Equador detém mais cinco por corrupção da Odebrecht

Quito, 2 Jun 2017 (AFP) - O Equador deteve nesta sexta-feira mais cinco pessoas no âmbito das investigações sobre o esquema de propinas da Odebrecht, em que alguns envolvidos têm direito a foro privilegiado, e apreendeu um cheque no valor de 980 mil dólares da empreiteira.

"Alguns dos envolvidos gozam de foro da Corte Nacional de Justiça", informou à imprensa o procurador-geral Carlos Baca.

Essa condição impede prender os envolvidos no esquema de propinas milionárias que a empreiteira pagava a funcionários equatorianos, devido ao qual já foram presos um ex-ministro de Rafael Correa e um empresário.
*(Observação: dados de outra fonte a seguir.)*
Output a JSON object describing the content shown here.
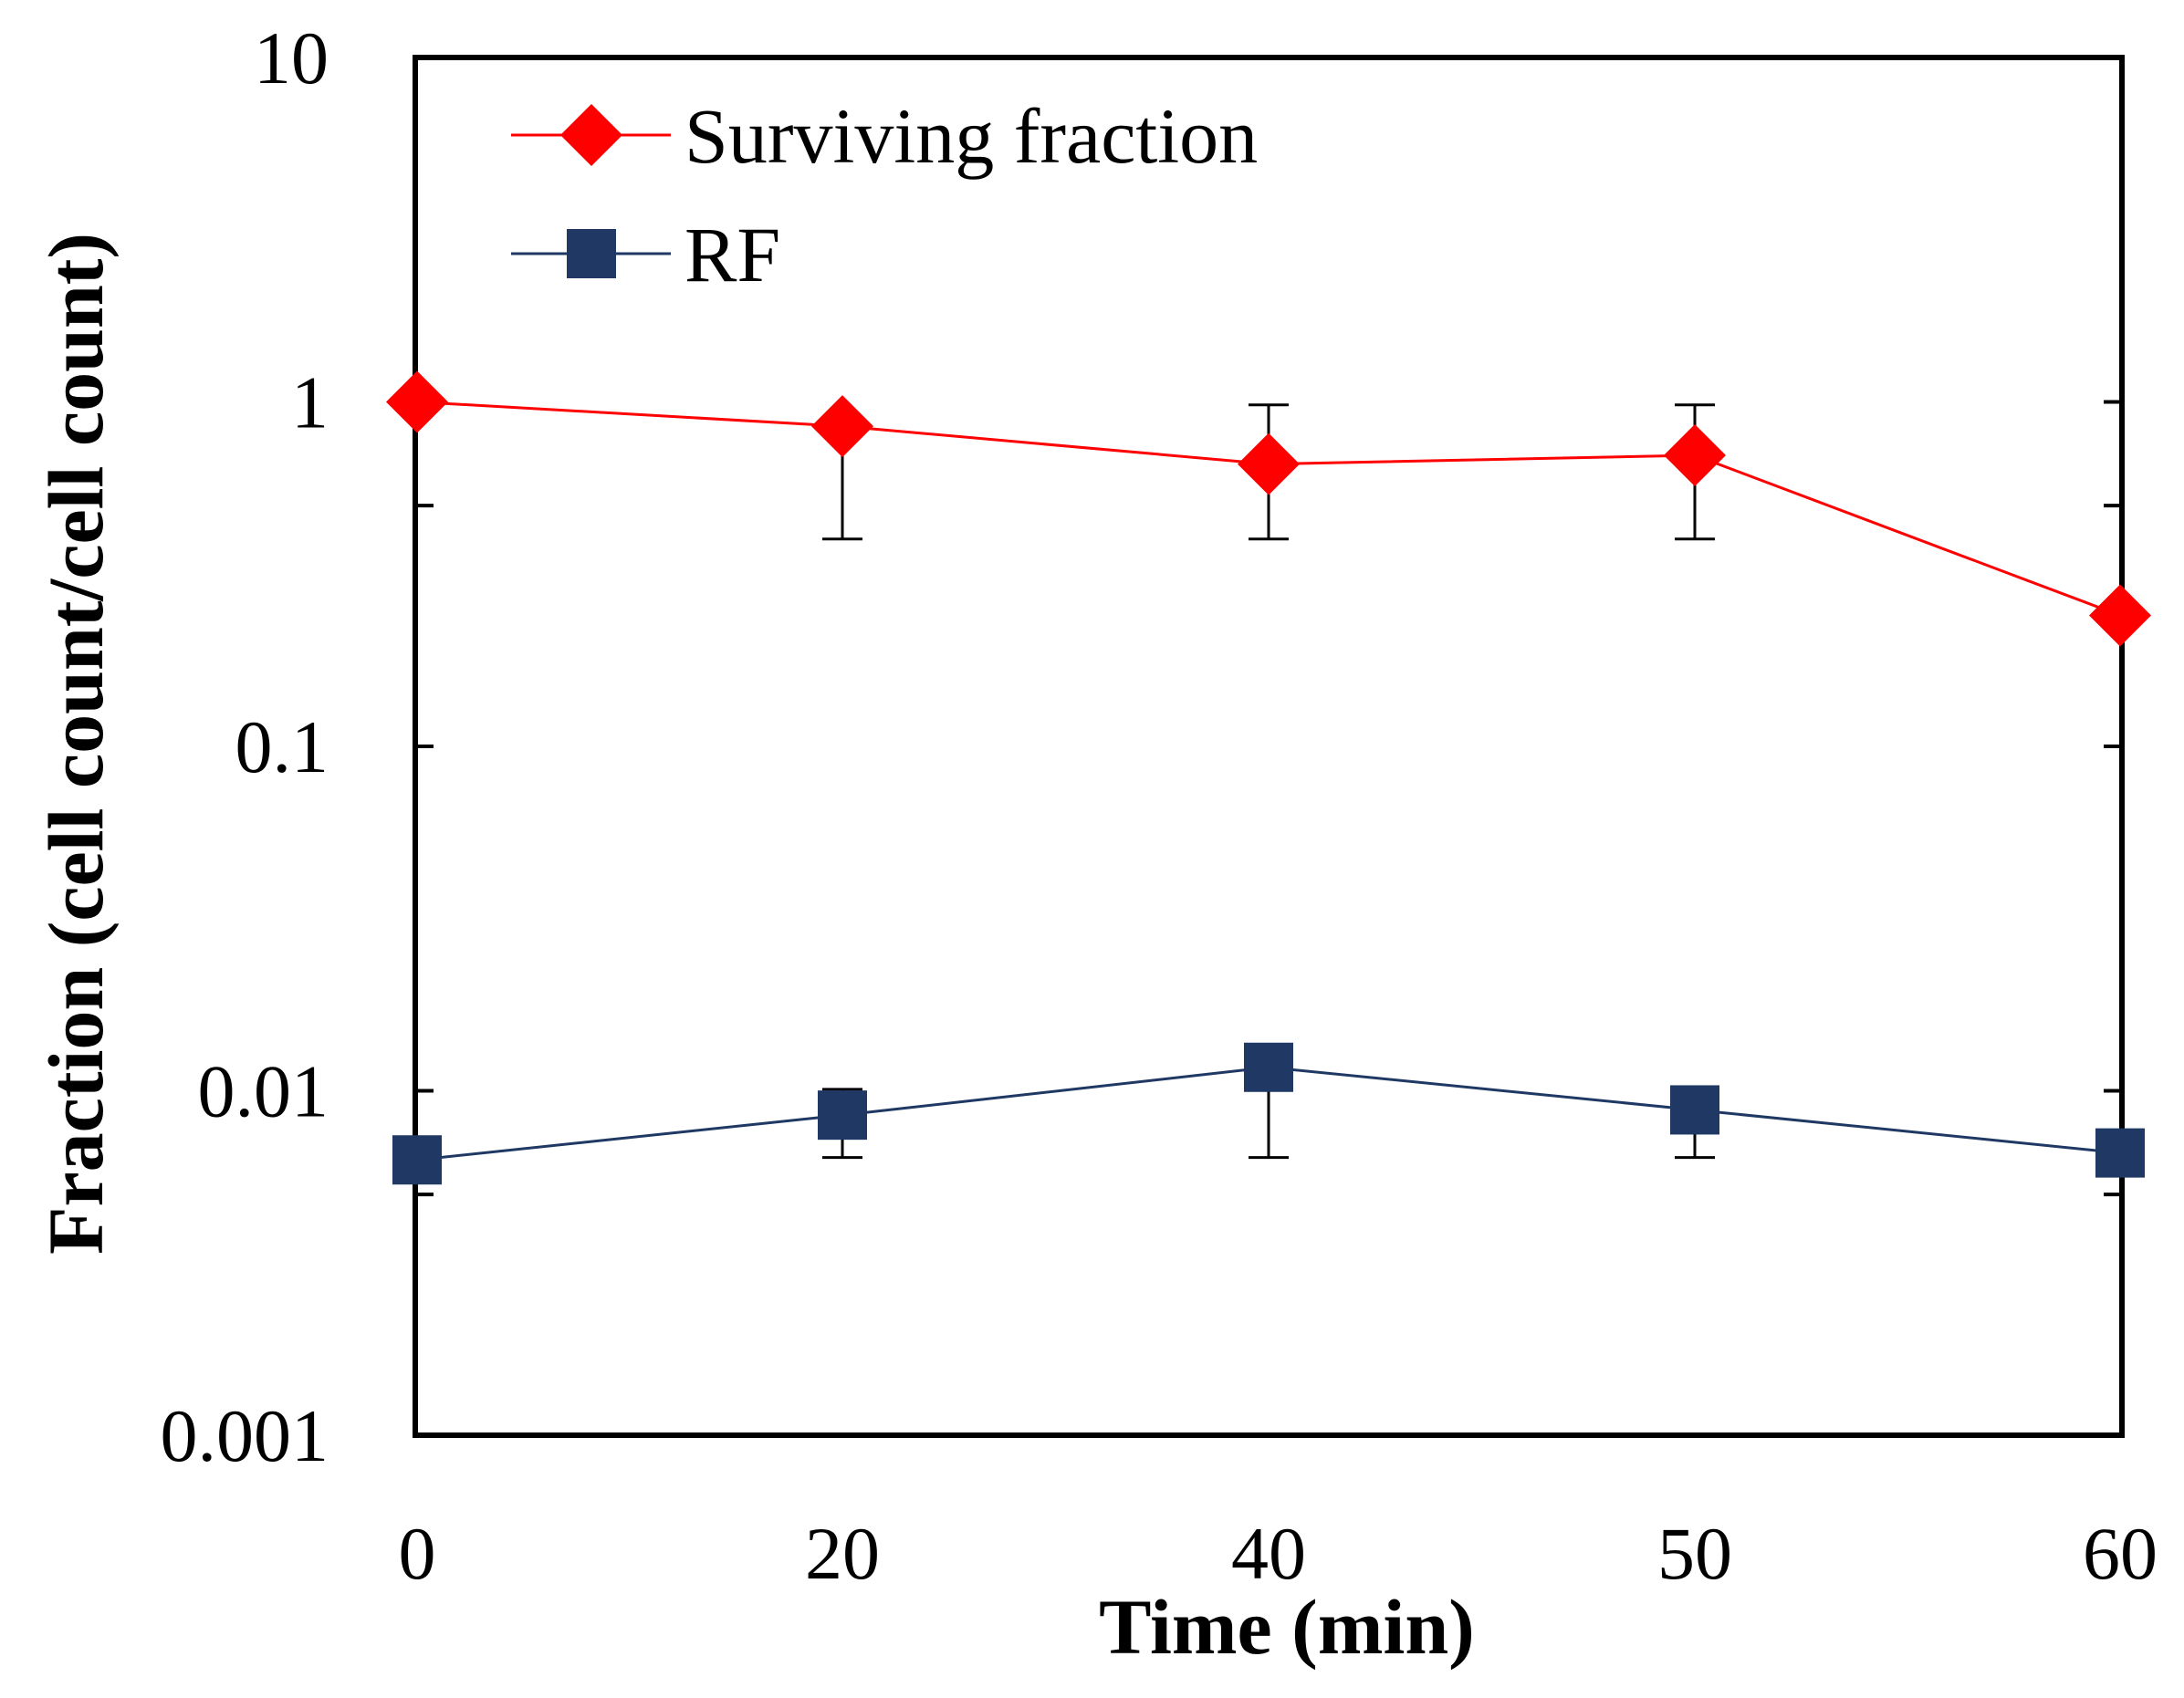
{
  "chart_data": {
    "type": "line",
    "xlabel": "Time (min)",
    "ylabel": "Fraction (cell count/cell count)",
    "y_scale": "log",
    "ylim": [
      0.001,
      10
    ],
    "y_ticks": [
      10,
      1,
      0.1,
      0.01,
      0.001
    ],
    "y_tick_labels": [
      "10",
      "1",
      "0.1",
      "0.01",
      "0.001"
    ],
    "x_ticks": [
      0,
      20,
      40,
      50,
      60
    ],
    "x_tick_labels": [
      "0",
      "20",
      "40",
      "50",
      "60"
    ],
    "x_axis": "categorical, evenly spaced",
    "grid": false,
    "legend_position": "top-left",
    "series": [
      {
        "name": "Surviving fraction",
        "color": "#ff0000",
        "marker": "diamond",
        "x": [
          0,
          20,
          40,
          50,
          60
        ],
        "y": [
          1.0,
          0.85,
          0.66,
          0.7,
          0.24
        ],
        "error_low": [
          null,
          0.4,
          0.4,
          0.4,
          null
        ],
        "error_high": [
          null,
          null,
          0.98,
          0.98,
          null
        ]
      },
      {
        "name": "RF",
        "color": "#1f3864",
        "marker": "square",
        "x": [
          0,
          20,
          40,
          50,
          60
        ],
        "y": [
          0.0063,
          0.0085,
          0.0117,
          0.0088,
          0.0066
        ],
        "error_low": [
          null,
          0.0064,
          0.0064,
          0.0064,
          null
        ],
        "error_high": [
          null,
          0.0101,
          null,
          null,
          null
        ]
      }
    ]
  }
}
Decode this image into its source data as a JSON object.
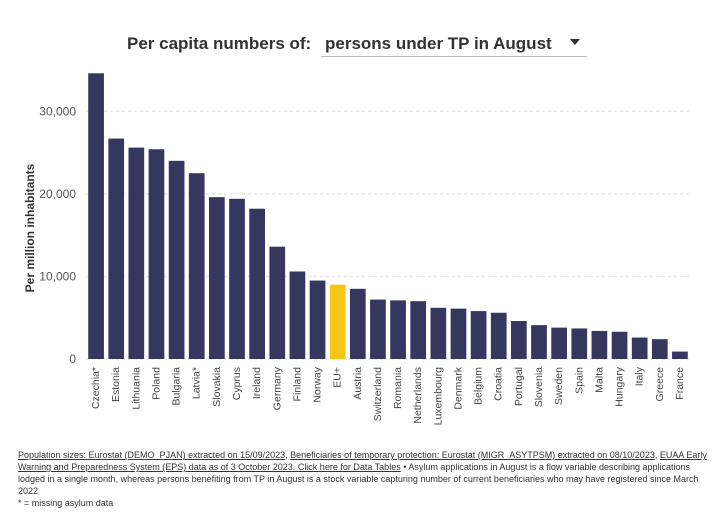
{
  "header": {
    "label": "Per capita numbers of:",
    "selected": "persons under TP in August"
  },
  "chart_data": {
    "type": "bar",
    "title": "",
    "xlabel": "",
    "ylabel": "Per million inhabitants",
    "ylim": [
      0,
      35000
    ],
    "yticks": [
      0,
      10000,
      20000,
      30000
    ],
    "ytick_labels": [
      "0",
      "10,000",
      "20,000",
      "30,000"
    ],
    "grid": "horizontal dotted",
    "colors": {
      "default": "#35375e",
      "highlight": "#f5c518"
    },
    "highlight_category": "EU+",
    "categories": [
      "Czechia*",
      "Estonia",
      "Lithuania",
      "Poland",
      "Bulgaria",
      "Latvia*",
      "Slovakia",
      "Cyprus",
      "Ireland",
      "Germany",
      "Finland",
      "Norway",
      "EU+",
      "Austria",
      "Switzerland",
      "Romania",
      "Netherlands",
      "Luxembourg",
      "Denmark",
      "Belgium",
      "Croatia",
      "Portugal",
      "Slovenia",
      "Sweden",
      "Spain",
      "Malta",
      "Hungary",
      "Italy",
      "Greece",
      "France"
    ],
    "values": [
      34600,
      26700,
      25600,
      25400,
      24000,
      22500,
      19600,
      19400,
      18200,
      13600,
      10600,
      9500,
      9000,
      8500,
      7200,
      7100,
      7000,
      6200,
      6100,
      5800,
      5600,
      4600,
      4100,
      3800,
      3700,
      3400,
      3300,
      2600,
      2400,
      900
    ]
  },
  "footer": {
    "link1": "Population sizes: Eurostat (DEMO_PJAN) extracted on 15/09/2023",
    "sep1": ", ",
    "link2": "Beneficiaries of temporary protection: Eurostat (MIGR_ASYTPSM) extracted on 08/10/2023",
    "sep2": ", ",
    "link3": "EUAA Early Warning and Preparedness System (EPS) data as of 3 October 2023. Click here for Data Tables",
    "note": " • Asylum applications in August is a flow variable describing applications lodged in a single month, whereas persons benefiting from TP in August is a stock variable capturing number of current beneficiaries who may have registered since March 2022",
    "footnote": "* = missing asylum data"
  }
}
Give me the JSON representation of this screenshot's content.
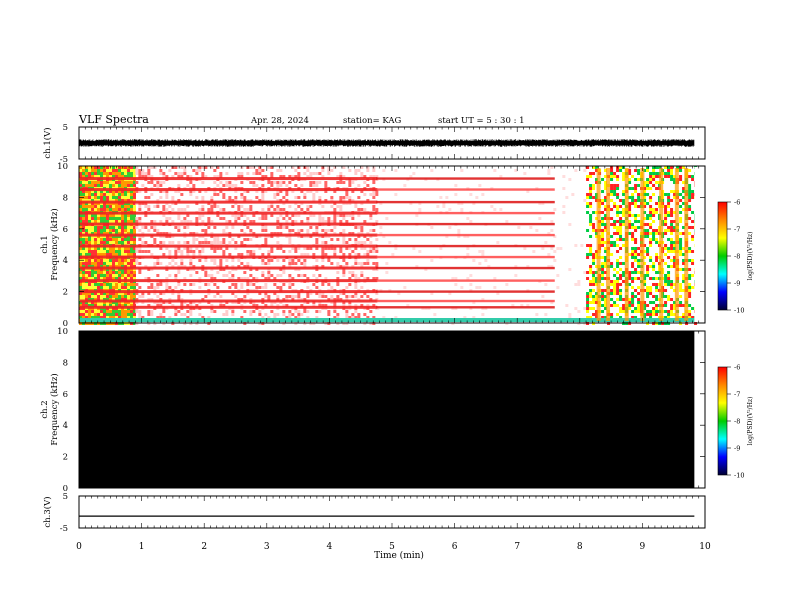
{
  "header": {
    "title": "VLF Spectra",
    "date": "Apr. 28, 2024",
    "station": "station= KAG",
    "start": "start  UT  =   5  : 30 : 1"
  },
  "colorbar": {
    "label": "log(PSD)(V²/Hz)",
    "ticks": [
      -6,
      -7,
      -8,
      -9,
      -10
    ],
    "colors": [
      "#ff0000",
      "#ff8800",
      "#ffff00",
      "#00cc00",
      "#00ffff",
      "#0000ff",
      "#000033"
    ]
  },
  "chart_data": [
    {
      "type": "line",
      "panel": "ch1-waveform",
      "ylabel": "ch.1(V)",
      "ylim": [
        -5,
        5
      ],
      "yticks": [
        "5",
        "-5"
      ],
      "description_values": {
        "x_range_min": [
          0,
          9.83
        ],
        "amplitude_v": [
          -1.2,
          1.2
        ]
      }
    },
    {
      "type": "heatmap",
      "panel": "ch1-spectrogram",
      "ylabel": "ch.1 Frequency (kHz)",
      "ylim": [
        0,
        10
      ],
      "yticks": [
        0,
        2,
        4,
        6,
        8,
        10
      ],
      "xlim": [
        0,
        10
      ],
      "bands_khz": [
        0.2,
        1.0,
        1.4,
        2.0,
        2.7,
        3.5,
        4.2,
        4.9,
        5.6,
        6.3,
        7.0,
        7.7,
        8.5,
        9.2
      ],
      "segments_min": [
        {
          "start": 0.0,
          "end": 0.9,
          "level": "high"
        },
        {
          "start": 0.9,
          "end": 4.75,
          "level": "medium"
        },
        {
          "start": 4.75,
          "end": 8.1,
          "level": "banded"
        },
        {
          "start": 8.1,
          "end": 9.83,
          "level": "bursts"
        }
      ],
      "data_end_min": 9.83
    },
    {
      "type": "heatmap",
      "panel": "ch2-spectrogram",
      "ylabel": "ch.2 Frequency (kHz)",
      "ylim": [
        0,
        10
      ],
      "yticks": [
        0,
        2,
        4,
        6,
        8,
        10
      ],
      "xlim": [
        0,
        10
      ],
      "data_end_min": 9.83,
      "fill": "#000000"
    },
    {
      "type": "line",
      "panel": "ch3-waveform",
      "ylabel": "ch.3(V)",
      "ylim": [
        -5,
        5
      ],
      "yticks": [
        "5",
        "-5"
      ],
      "x": [
        0,
        9.83
      ],
      "y": [
        -1.3,
        -1.3
      ]
    }
  ],
  "xaxis": {
    "label": "Time  (min)",
    "ticks": [
      0,
      1,
      2,
      3,
      4,
      5,
      6,
      7,
      8,
      9,
      10
    ]
  }
}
Um dos detidos, de acordo com a imprensa, é tio do reeleito vice-presidente Jorge Glas. "Lamentavelmente, segundo a informação que tenho, há um familiar meu que está sujeito às investigações (...) Que se investigue tudo e que se aplique a justiça como tem que ser".

Entre los indagados também está o controlador-geral do Estado, Carlos Pólit. Seu advogado, Hernán Ulloa, informou que a autoridade de controle, que está fora do país, enfrenta um processo na Justiça.

Após as detenções, sem que as autoridades tenham fornecido identificações, o presidente Lenin Moreno e o vice reeleito Jorge Glas - ambos do partido de Correa - expressaram que a Justiça deve sancionar todos os que cometeram um crime, independentemente de quem seja.

"Estamos prestando todo o nosso apoio à Função Judicial na luta contra a corrupção. Não vamos permitir que nenhum ato de corrupção fique impune, venha de onde vier. Todos os envolvidos no caso Odebrecht devem responder à Justiça", escreveu o chefe de Estado no Twitter.

Em seguida, Moreno declarou a jornalistas: "as investigações continuam. Existem muito mais pessoas envolvidas neste processo".

Cheque da OdebrechtA Procuradoria, em conjunto com a Polícia, fizeram várias apreensões em residências e empresas de Quito, no porto de Guayaquil (sudoeste) e em Latacunga (sul), e capturaram cinco pessoas, informou a procuradora Thania Moreno, sem identificar os detidos.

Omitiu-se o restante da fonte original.